Börsen-Zeitung: Gut gemeint, Kommentar von Christoph Ruhkamp zum Regierungsentwurf der Investmentgesetznovelle
Frankfurt (ots)
Die deutsche Investmentbranche betreut ein Vermögen von 1,2 Bill. Euro. Allein die Fondsgesellschaften beschäftigen mehr als 12000 Mitarbeiter - und zählt man den Vertrieb hinzu, geht es gleich um hunderttausende Arbeitsplätze. Offenbar hat die Bundesregierung die Bedeutung des Wirtschaftszweiges erkannt: Mit einer Novelle des Investmentgesetzes, deren Entwurf jetzt vorliegt, möchte der Finanzminister das Wachstum der Branche anheizen.

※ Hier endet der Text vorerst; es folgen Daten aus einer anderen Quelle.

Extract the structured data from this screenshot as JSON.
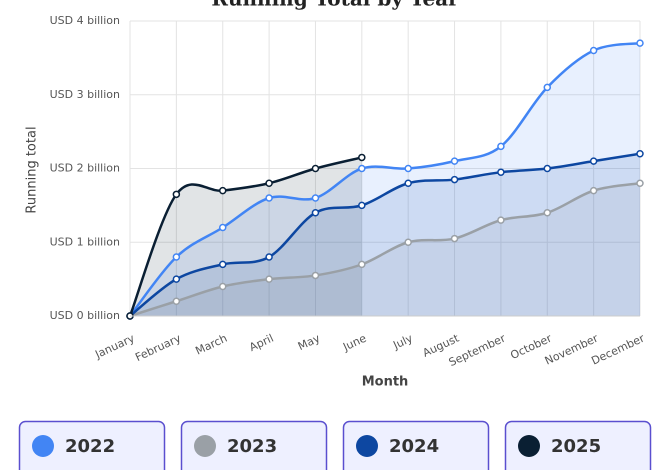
{
  "chart_data": {
    "type": "area",
    "title": "Running Total by Year",
    "x_label": "Month",
    "y_label": "Running total",
    "categories": [
      "January",
      "February",
      "March",
      "April",
      "May",
      "June",
      "July",
      "August",
      "September",
      "October",
      "November",
      "December"
    ],
    "series": [
      {
        "name": "2022",
        "color": "#4285f4",
        "values": [
          0,
          0.8,
          1.2,
          1.6,
          1.6,
          2.0,
          2.0,
          2.1,
          2.3,
          3.1,
          3.6,
          3.7
        ]
      },
      {
        "name": "2023",
        "color": "#9aa0a6",
        "values": [
          0,
          0.2,
          0.4,
          0.5,
          0.55,
          0.7,
          1.0,
          1.05,
          1.3,
          1.4,
          1.7,
          1.8
        ]
      },
      {
        "name": "2024",
        "color": "#0d47a1",
        "values": [
          0,
          0.5,
          0.7,
          0.8,
          1.4,
          1.5,
          1.8,
          1.85,
          1.95,
          2.0,
          2.1,
          2.2
        ]
      },
      {
        "name": "2025",
        "color": "#0a1f33",
        "values": [
          0,
          1.65,
          1.7,
          1.8,
          2.0,
          2.15,
          null,
          null,
          null,
          null,
          null,
          null
        ]
      }
    ],
    "ylim": [
      0,
      4
    ],
    "yticks": [
      {
        "value": 0,
        "label": "USD 0 billion"
      },
      {
        "value": 1,
        "label": "USD 1 billion"
      },
      {
        "value": 2,
        "label": "USD 2 billion"
      },
      {
        "value": 3,
        "label": "USD 3 billion"
      },
      {
        "value": 4,
        "label": "USD 4 billion"
      }
    ],
    "grid": true,
    "legend": "bottom"
  }
}
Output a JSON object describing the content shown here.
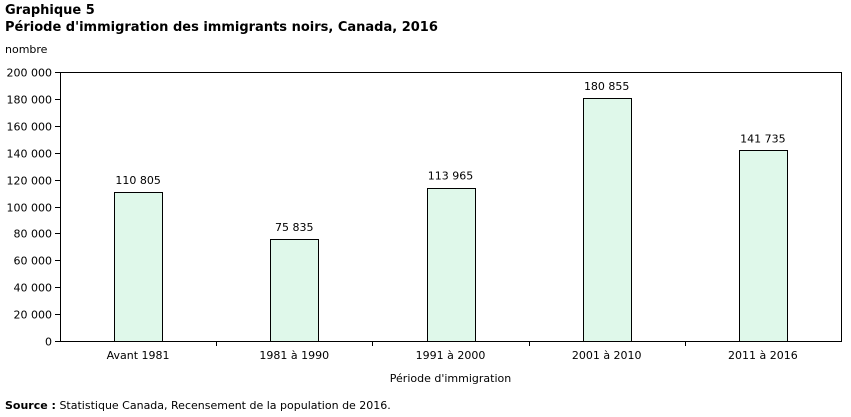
{
  "header": {
    "graph_label": "Graphique  5",
    "title": "Période d'immigration des immigrants noirs, Canada, 2016"
  },
  "source": {
    "label": "Source :",
    "text": "Statistique Canada, Recensement de la population de 2016."
  },
  "chart_data": {
    "type": "bar",
    "title": "Période d'immigration des immigrants noirs, Canada, 2016",
    "ylabel": "nombre",
    "xlabel": "Période d'immigration",
    "categories": [
      "Avant 1981",
      "1981 à 1990",
      "1991 à 2000",
      "2001 à 2010",
      "2011 à 2016"
    ],
    "values": [
      110805,
      75835,
      113965,
      180855,
      141735
    ],
    "value_labels": [
      "110 805",
      "75 835",
      "113 965",
      "180 855",
      "141 735"
    ],
    "ylim": [
      0,
      200000
    ],
    "yticks": [
      0,
      20000,
      40000,
      60000,
      80000,
      100000,
      120000,
      140000,
      160000,
      180000,
      200000
    ],
    "ytick_labels": [
      "0",
      "20 000",
      "40 000",
      "60 000",
      "80 000",
      "100 000",
      "120 000",
      "140 000",
      "160 000",
      "180 000",
      "200 000"
    ],
    "grid": false,
    "bar_fill": "#dff8ea",
    "bar_stroke": "#000000"
  }
}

Neben dem Schutz der Anleger geht es darum, unnötige Bürokratie abzubauen, Nachteile gegenüber ausländischen Finanzplätzen zu beseitigen und neue Produkte zu ermöglichen.
Dieses Ziel wird jedoch - wenn überhaupt - nur teilweise erreicht und durch zahlreiche Details sogar konterkariert. Aus Sicht der Investmentbranche ist der Gesetzentwurf durchaus gut gemeint, aber in weiten Teilen verbesserungsbedürftig. Teilweise schießen die deutschen Regeln beim Anlegerschutz sogar über die von der EU gesetzten scharfen Standards hinaus. Beispiele dafür sind etwa der Transaktionskostenabschlag, den jeder Anleger zahlen soll, der Anteile für mehr als 100000 Euro zurückgibt - oder die Transaktionskostenquote, die künftig zusätzlich zur bereits etablierten Gesamtkostenquote veröffentlicht werden müsste.
Beide Regeln sind in anderen europäischen Ländern nicht zu finden. Treten sie dennoch in Kraft, ist das Ergebnis absehbar: Schon bisher wurden immer mehr Fonds in Irland oder Luxemburg aufgelegt und von dort aus nach Deutschland verkauft, weil die Branche die hiesige Regulierungswut meiden wollte. Die Auswirkungen sind nicht unerheblich, denn mit dem Auflagestandort von Fonds ist auch die Standortwahl zahlreicher Dienstleister verbunden. Juristen und Wirtschaftsprüfer siedeln sich eben dort an, wo sie die Investmentgesellschaften bedienen und deren Interessen gegenüber den Behörden vertreten müssen.
Aber nicht alles an dem Gesetzentwurf ist schlecht: Stark ist er dort, wo es um den Schutz der Anleger geht. Zu begrüßen sind etwa die geplanten Kündigungsfristen für Großanleger in Immobilien-Publikumsfonds. Bisher konnten manche Institutionelle diese Fonds für die kurzfristige Anlage von Liquidität missbrauchen und verwässerten damit die Rendite langfristig engagierter Privatanleger. Dieser Praxis würde mit den neuen Regeln ein Riegel vorgeschoben.